Стоило, к примеру, тройке приятелей выставить на стол пустые стаканы и начать сбивать сургуч на горлышке, как немедленно возникал над ними во весь свой неординарный рост Кустышев в старой милицейской фуражке, с укоризненной проповедью изымал пол-литру и уносил в свой кабинет. Из-за его неприятного характера временные триумвираты перенесли свои симпозиумы на прилегающую стройку, где в тишине ржавел в зарослях полыни поверженный бесхозяйственностью кран, бродили одичалые коты и дежурил держатель граненого стакана Гена, сдававший его напрокат за пустую бутылку и сто грамм на донышке. Делались, конечно, попытки закусывать бесплатным хлебом из пельменной, но после того, как бдительный заведующий засек одного похитителя и, ссылаясь на то, что хлеб полагается употреблять в столовой и не выносить наружу, заставил задержанного съесть всухомятку все пятнадцать кусков, подзаборное общество эти попытки почти оставило.
Прибыли от пельменной постепенно возрастали, как и ее популярность среди горожан. Но обратно пропорционально ей росло и число анонимных жалоб и заявлений в различные инстанции на самоуправные действия заведующего пельменной. По традициям бюрократического делопроизводства жалобы спускались для разбирательства к тому, на кого они были направлены, и Кустышев постоянно ломал голову над надлежащим оформлением ответов. Главное было не упустить положенный для этого срок – тогда письмо снималось с контроля, аккуратно номеровалось и подшивалось в дело с другими подобными отписками. Таким образом связь с широкими массами трудящихся поддерживалась, и колеса телеги, снаряженной в коммунистическое далеко, прокручивались на месте, не причиняя особенного беспокойства тем, кто взялся ее туда доставить.

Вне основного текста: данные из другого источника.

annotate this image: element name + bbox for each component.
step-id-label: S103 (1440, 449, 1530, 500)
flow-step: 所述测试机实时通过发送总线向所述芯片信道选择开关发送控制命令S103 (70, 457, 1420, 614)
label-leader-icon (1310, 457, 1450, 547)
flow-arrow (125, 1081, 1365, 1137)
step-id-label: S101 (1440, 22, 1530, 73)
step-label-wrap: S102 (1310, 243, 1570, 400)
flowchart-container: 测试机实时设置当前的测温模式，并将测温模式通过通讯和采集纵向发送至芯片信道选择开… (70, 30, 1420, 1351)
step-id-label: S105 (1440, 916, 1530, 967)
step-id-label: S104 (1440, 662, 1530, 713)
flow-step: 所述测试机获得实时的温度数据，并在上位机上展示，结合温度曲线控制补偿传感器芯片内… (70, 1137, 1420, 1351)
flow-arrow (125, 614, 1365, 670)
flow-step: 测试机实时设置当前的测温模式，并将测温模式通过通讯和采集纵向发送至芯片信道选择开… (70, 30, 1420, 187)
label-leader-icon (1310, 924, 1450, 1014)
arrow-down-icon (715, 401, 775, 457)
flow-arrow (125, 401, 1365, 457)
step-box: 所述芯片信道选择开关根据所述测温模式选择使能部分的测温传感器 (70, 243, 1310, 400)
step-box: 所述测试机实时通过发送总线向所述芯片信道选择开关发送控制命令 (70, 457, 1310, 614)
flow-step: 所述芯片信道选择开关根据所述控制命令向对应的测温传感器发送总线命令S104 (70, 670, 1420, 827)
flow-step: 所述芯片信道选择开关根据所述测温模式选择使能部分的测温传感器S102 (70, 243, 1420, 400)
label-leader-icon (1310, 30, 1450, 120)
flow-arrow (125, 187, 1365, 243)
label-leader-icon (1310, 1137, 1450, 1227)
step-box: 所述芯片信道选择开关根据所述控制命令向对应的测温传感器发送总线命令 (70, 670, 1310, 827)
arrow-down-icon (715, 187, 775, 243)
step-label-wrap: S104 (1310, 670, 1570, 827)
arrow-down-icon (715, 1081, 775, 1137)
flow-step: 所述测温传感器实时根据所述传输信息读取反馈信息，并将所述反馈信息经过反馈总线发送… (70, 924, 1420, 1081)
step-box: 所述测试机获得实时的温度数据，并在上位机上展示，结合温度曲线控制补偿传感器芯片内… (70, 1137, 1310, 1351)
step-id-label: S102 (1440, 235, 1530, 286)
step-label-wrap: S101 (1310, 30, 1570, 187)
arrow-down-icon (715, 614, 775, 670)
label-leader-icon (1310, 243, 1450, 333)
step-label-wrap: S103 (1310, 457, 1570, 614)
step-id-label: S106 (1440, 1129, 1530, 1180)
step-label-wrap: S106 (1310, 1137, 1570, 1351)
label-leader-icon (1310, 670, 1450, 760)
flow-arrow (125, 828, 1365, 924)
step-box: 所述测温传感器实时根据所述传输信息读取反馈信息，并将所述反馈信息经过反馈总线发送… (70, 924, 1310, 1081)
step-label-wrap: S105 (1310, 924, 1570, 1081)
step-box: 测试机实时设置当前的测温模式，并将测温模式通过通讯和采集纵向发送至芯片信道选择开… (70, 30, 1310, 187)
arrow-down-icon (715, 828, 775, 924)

Между тем ударница Тоня с легкой руки Кустышева окончила факультет кройки и шитья и ушла работать в ателье, а на кассе ее заменила жена заведующего Тамара. По роковой случайности кассовый аппарат, за который она села, в первый же день безнадежно сломался, и никакие золотые руки не смогли его оживить. Вместо чеков пришлось писать закорючки на обрывках кассовой ленты. Нововведение избавило заведующего производством от хлопотливой обязанности ежедневно подсчитывать чеки, а Тамару – от необходимости сличать количество проданных порций с показаниями контрольного счетчика кассового аппарата. Обрадованные этим открытием кассир и зав. производством так сошлись и подружились, что отпускаемые порции прямо на глазах усохли, тесто на пельменях разбухло, а мясо, наоборот, сократилось. Зато увеличился ежедневный навар в кассе, который Тамара аккуратно делила с зав. производством. Кустышев от этого навара раздобрел, сменил гимнастерку на костюм, шинель – на драповое пальто с воротником из выдры, а сапоги – на чехословацкие ботики на толстенной подошве «поро-креп».
В избенке на Садовой, и до того не бедной, появилось множество всяких вещей, по мнению Кустышева совершенно излишних. Но несогласная с ним Тамарка все тащила и тащила в дом то ковер, то богемское стекло, то кресло, то холодильник «ЗИЛ». Не говоря уже о золоте, мехах и шерстяных отрезах. Когда Тамара натыкалась на подобные прелести, то просто млела от восторга и, не в силах отказать себе в слабости, спешила купить, даже если для этого приходилось залезать в долг или в кассу.
Время шло. Завидная жизнь супружеской четы бревном торчала в глазу бдительной общественности, и наверх поступил сигнал уже не анонимный, а по всем правилам оформленная «коллективка», отмахнуться от которой было ну никак невозможно. Резолюция последовала строгая. В соответствии с ней, в пельменной однажды появился внешне ничем не приметный мужчина в сером плаще-реглан. «Старший лейтенант отдела по борьбе с хищениями социалистической собственности Ермаков», – представился он заведующему.
«Старший сержант милиции Кустышев! – вскочил из-за стола заведующий и хотел было вскинуть руку к несуществующему козырьку, но опомнился и поправился: – Бывший старший сержант».
С этого дня в пельменной началось длинное и нудное расследование, которое Тамаре на нервы подействовало настолько неблагоприятно, что она для их успокоения сочла совершенно необходимым вернуться на свежий воздух городского сада, в голубой пивной павильончик. А Кустышев остался наедине со следователем, который, при всей своей невзрачности, оказался сущим чудовищем. Поначалу Кустышев надеялся, что проверяющий зачтет ему милицейское прошлое как смягчающее обстоятельство, и даже заикнулся об этом, но Ермаков не внял традициям профессиональной солидарности, а заявил, что перед его величеством законом все одинаково ничтожны и лучше, если подследственный сам сознается в хищении в особо крупных размерах с целью подорвать экономику головной в обкоме партии столовой.